Her gardening successes have been varied. “I’d definitely say my runner beans from 2020, and sweetcorn from summer 2022, have been the highlights,” she says, adding “getting my own greenhouse in early 2023 was a massive success, it has enabled me to be a better and more educated gardener.”
Clare Louise also reflected on some of the most valuable lessons she has learnt along the way. “I have learnt to understand that no matter how my journey is going I shouldn’t compare anything. We all live in different climates, with different growing conditions, just because someone is harvesting 4 weeks before me, doesn’t actually mean I’m doing anything wrong, it’s just my location isn’t the same as theirs. I also try to acknowledge that if something doesn’t work straight away, then I have to learn why and don’t give up. Grow what you like and what you want, not because someone else is growing it!”

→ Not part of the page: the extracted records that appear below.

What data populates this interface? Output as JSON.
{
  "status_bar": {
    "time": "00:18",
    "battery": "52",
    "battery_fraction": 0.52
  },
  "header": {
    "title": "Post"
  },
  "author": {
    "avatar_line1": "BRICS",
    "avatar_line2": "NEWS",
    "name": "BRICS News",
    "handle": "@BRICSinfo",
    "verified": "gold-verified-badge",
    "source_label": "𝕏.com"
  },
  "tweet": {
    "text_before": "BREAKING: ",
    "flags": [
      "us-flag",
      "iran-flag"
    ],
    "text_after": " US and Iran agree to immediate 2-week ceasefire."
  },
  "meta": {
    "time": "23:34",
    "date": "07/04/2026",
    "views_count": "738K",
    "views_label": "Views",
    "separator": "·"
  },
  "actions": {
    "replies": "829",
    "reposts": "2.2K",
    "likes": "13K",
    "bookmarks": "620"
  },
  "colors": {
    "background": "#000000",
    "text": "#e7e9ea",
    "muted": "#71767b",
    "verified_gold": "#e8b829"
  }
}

On the other hand, her biggest challenge to date has been changing weather patterns and mother nature herself, and as such, learning to adapt has to be key! “Gale force winds, harsh winter frosts, and extreme heat waves… these are things that happen that we just cannot control and we have to adapt to them the best way we see fit. I’ve lost numerous crops and plants to the frosts, I’ve had more greenhouse disasters than I care to imagine and I lost a full summers’ supply of tomato plants in the heatwave in 2022 due to blight. The less controversial challenge is FOMO! we all have it – right?” she says.
For Clare Louise, the benefits have been life changing. She goes on to explain, “it has helped my mental health no end and I didn’t actually realise that I needed that help. It has become my therapy and something I’ll be forever grateful for. I’ve become a different, better version of myself, and discovered I actually have some patience”
Speaking of who inspires her the most when it comes to garden, Clare Louise credits her uncle. “My uncle is a huge inspiration, he is now in a care home, but I grew up watching him grow tomatoes in his greenhouse and I would pick them for my parents (I didn’t like them, still not sure on them to be honest)! I feel I’m carrying on his legacy. And, my mum… who hasn’t grown from seed but loves her garden, being able to grow plants for my mum from seed inspires me to keep going and also, there are so many people out there who inspire my gardening journey every single day,” she says.
As for her future plans, Clare Louise hopes that one day she can make the best use of the space she has…” mainly container gardening, while keeping it dog friendly and a place for my family to continue to enjoy no matter their ages.” This would involve learning adapting structures and areas in the best possible way. “My aim for the plot is to have harvests 12 months of the year, but living in Scotland I’m initially aiming for 9 months, then we’ll build to the 12.”